A liberalised telecommunications market is on the rise in Barbados and throughout the Caribbean and this shift will help illustrate that while the region may be small, it can be powerful.
Minister of Telecommunications, Senator Darcy Boyce, made this point today as he delivered the welcome remarks at the Caribbean Telecommunications Union 11th Caribbean Ministerial Strategic ICT Seminar at the Hilton Barbados.
Addressing the two-day event’s theme Aligning Action to Vision, Boyce noted that this island’s Information and Communications Technology sector was growing from “strength to strength” with new names joining the market.
“We, in Barbados, have just welcomed Columbus [Communications] … and so we now have three large companies in the communications sector in Barbados … and when I hear from all three of them, I hear wonderful plans to expend large amounts of financial resources to upgrade the telecommunications structure of the country. Not only do they come to share the plans they have but in each case, the company has actually begun to make the investment,” he said.
The minister observed that the time for action was here, noting that “none of us has a choice in this matter … we have got to become better at what we do… We have to see our competition as coming not for each other but indeed from the rest of the world”.
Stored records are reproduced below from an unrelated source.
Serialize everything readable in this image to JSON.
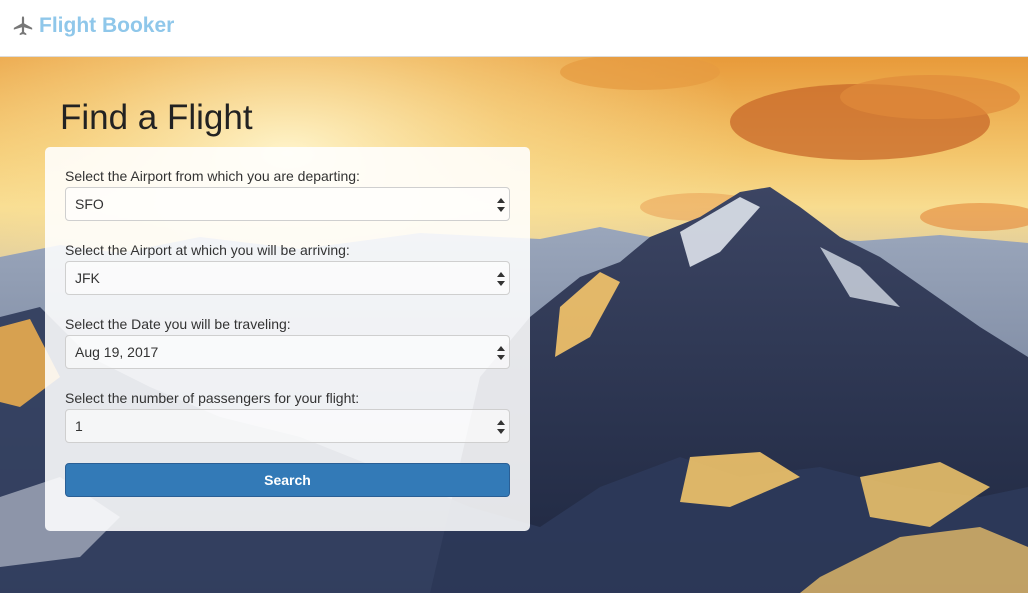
{
  "navbar": {
    "brand": "Flight Booker",
    "brand_color": "#8fc7ea",
    "icon": "airplane-icon"
  },
  "hero": {
    "title": "Find a Flight",
    "background": "mountain-sunset-image"
  },
  "form": {
    "departure": {
      "label": "Select the Airport from which you are departing:",
      "value": "SFO"
    },
    "arrival": {
      "label": "Select the Airport at which you will be arriving:",
      "value": "JFK"
    },
    "date": {
      "label": "Select the Date you will be traveling:",
      "value": "Aug 19, 2017"
    },
    "passengers": {
      "label": "Select the number of passengers for your flight:",
      "value": "1"
    },
    "search_label": "Search",
    "search_color": "#337ab7"
  }
}
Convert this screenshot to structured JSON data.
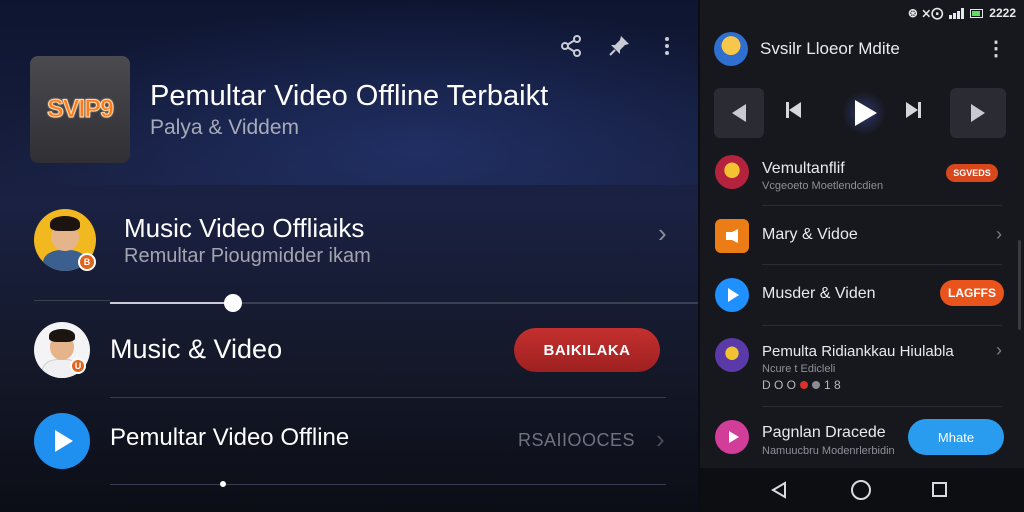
{
  "left_panel": {
    "app_icon_label": "SVIP9",
    "title": "Pemultar Video Offline Terbaikt",
    "subtitle": "Palya & Viddem",
    "actions": {
      "share_icon": "share-icon",
      "pin_icon": "pin-icon",
      "more_icon": "more-vertical-icon"
    },
    "rows": [
      {
        "title": "Music Video Offliaiks",
        "subtitle": "Remultar Piougmidder ikam",
        "badge": "B"
      },
      {
        "title": "Music & Video",
        "button_label": "BAIKILAKA",
        "badge": "U"
      },
      {
        "title": "Pemultar Video Offline",
        "status_text": "RSAIIOOCES"
      }
    ],
    "slider_progress": 0.21
  },
  "right_panel": {
    "status_bar": {
      "icons": "⊛ ⨯⨀",
      "time": "2222"
    },
    "header_title": "Svsilr Lloeor Mdite",
    "menu_icon": "more-vertical-icon",
    "items": [
      {
        "title": "Vemultanflif",
        "subtitle": "Vcgeoeto Moetlendcdien",
        "pill": "SGVEDS"
      },
      {
        "title": "Mary & Vidoe"
      },
      {
        "title": "Musder & Viden",
        "pill": "LAGFFS"
      },
      {
        "title": "Pemulta Ridiankkau Hiulabla",
        "subtitle": "Ncure t Edicleli",
        "meta": "D O O",
        "meta2": "1 8"
      },
      {
        "title": "Pagnlan Dracede",
        "subtitle": "Namuucbru Modenrlerbidin",
        "pill": "Mhate"
      }
    ]
  }
}
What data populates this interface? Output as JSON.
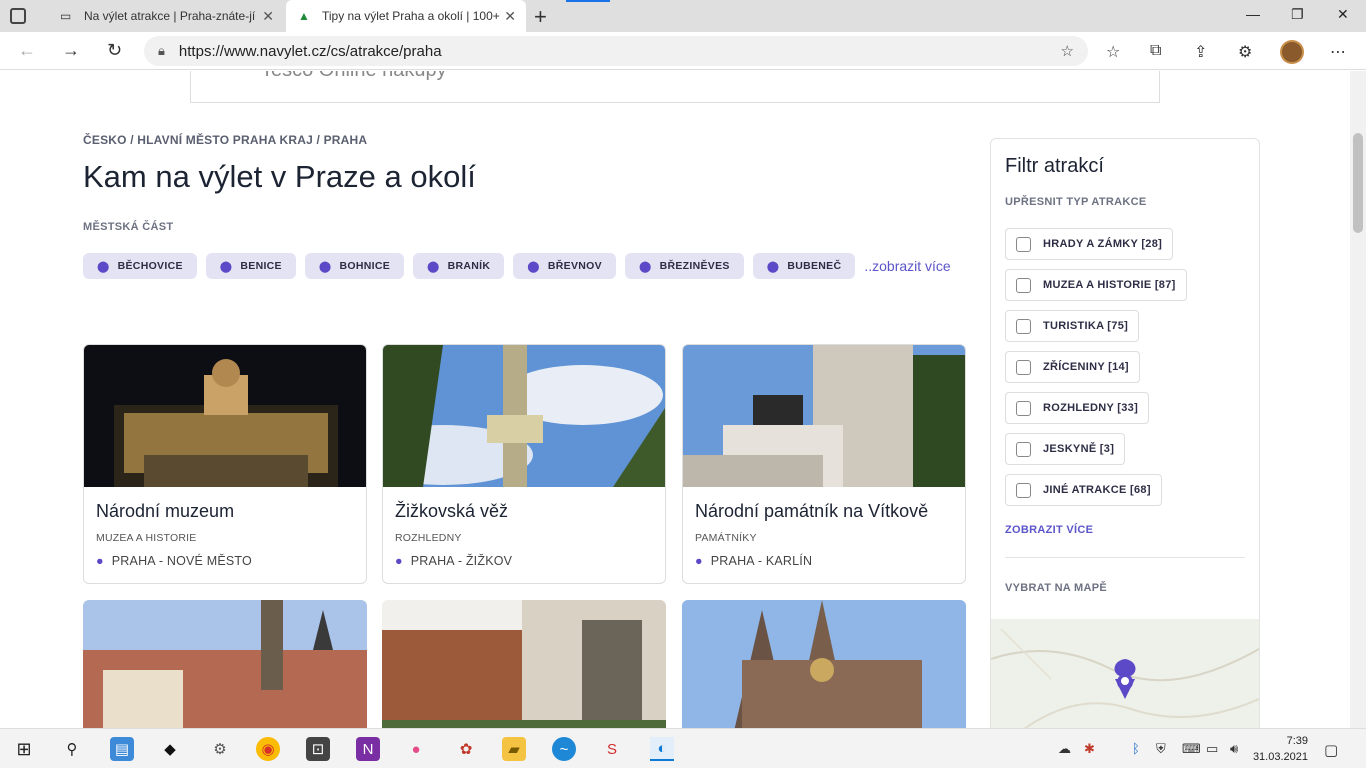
{
  "browser": {
    "tabs": [
      {
        "title": "Na výlet atrakce | Praha-znáte-jí"
      },
      {
        "title": "Tipy na výlet Praha a okolí | 100+"
      }
    ],
    "url": "https://www.navylet.cz/cs/atrakce/praha",
    "icons": [
      "tab-actions-icon",
      "back-icon",
      "forward-icon",
      "refresh-icon",
      "lock-icon",
      "add-favorite-icon",
      "favorites-icon",
      "collections-icon",
      "share-icon",
      "extensions-icon",
      "more-icon"
    ]
  },
  "ad": {
    "text": "Tesco Online nákupy"
  },
  "breadcrumb": "ČESKO / HLAVNÍ MĚSTO PRAHA KRAJ / PRAHA",
  "title": "Kam na výlet v Praze a okolí",
  "district_label": "MĚSTSKÁ ČÁST",
  "districts": [
    "BĚCHOVICE",
    "BENICE",
    "BOHNICE",
    "BRANÍK",
    "BŘEVNOV",
    "BŘEZINĚVES",
    "BUBENEČ"
  ],
  "show_more": "..zobrazit více",
  "cards": [
    {
      "title": "Národní muzeum",
      "category": "MUZEA A HISTORIE",
      "location": "PRAHA - NOVÉ MĚSTO"
    },
    {
      "title": "Žižkovská věž",
      "category": "ROZHLEDNY",
      "location": "PRAHA - ŽIŽKOV"
    },
    {
      "title": "Národní památník na Vítkově",
      "category": "PAMÁTNÍKY",
      "location": "PRAHA - KARLÍN"
    }
  ],
  "sidebar": {
    "title": "Filtr atrakcí",
    "subtitle": "UPŘESNIT TYP ATRAKCE",
    "filters": [
      {
        "label": "HRADY A ZÁMKY [28]"
      },
      {
        "label": "MUZEA A HISTORIE [87]"
      },
      {
        "label": "TURISTIKA [75]"
      },
      {
        "label": "ZŘÍCENINY [14]"
      },
      {
        "label": "ROZHLEDNY [33]"
      },
      {
        "label": "JESKYNĚ [3]"
      },
      {
        "label": "JINÉ ATRAKCE [68]"
      }
    ],
    "more": "ZOBRAZIT VÍCE",
    "map_label": "VYBRAT NA MAPĚ"
  },
  "taskbar": {
    "time": "7:39",
    "date": "31.03.2021"
  },
  "colors": {
    "accent": "#5b49c7",
    "chip_bg": "#e4e3f4",
    "link": "#5b55c9"
  }
}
Speaking with respect to Barbados, Boyce disclosed that “we are pressing ahead to [establish] our own local Internet exchange point. All the service providers have been very willing to cooperate in this exercise”.
While noting that the creation of Internet response teams to address attacks on systems was ongoing throughout the region with the assistance of the CTU.
Keynote speaker and CEO of the Curacao Technology Exchange N.V., Anthony de Lima, supported the premise that ICT was critical for Caribbean nations but added that developing nations were already leaders in this area.
“Developing countries are finding themselves… They are finding that it’s easier to conduct business with each other … and co-invest together,” he pointed out, noting that technology interconnects and strengthens the Caribbean, thus making it more attractive to international companies for investment.
“When we benchmark ourselves, let’s not benchmark against each other, but let’s benchmark pricing and access to what that looks like in developed countries,” he added.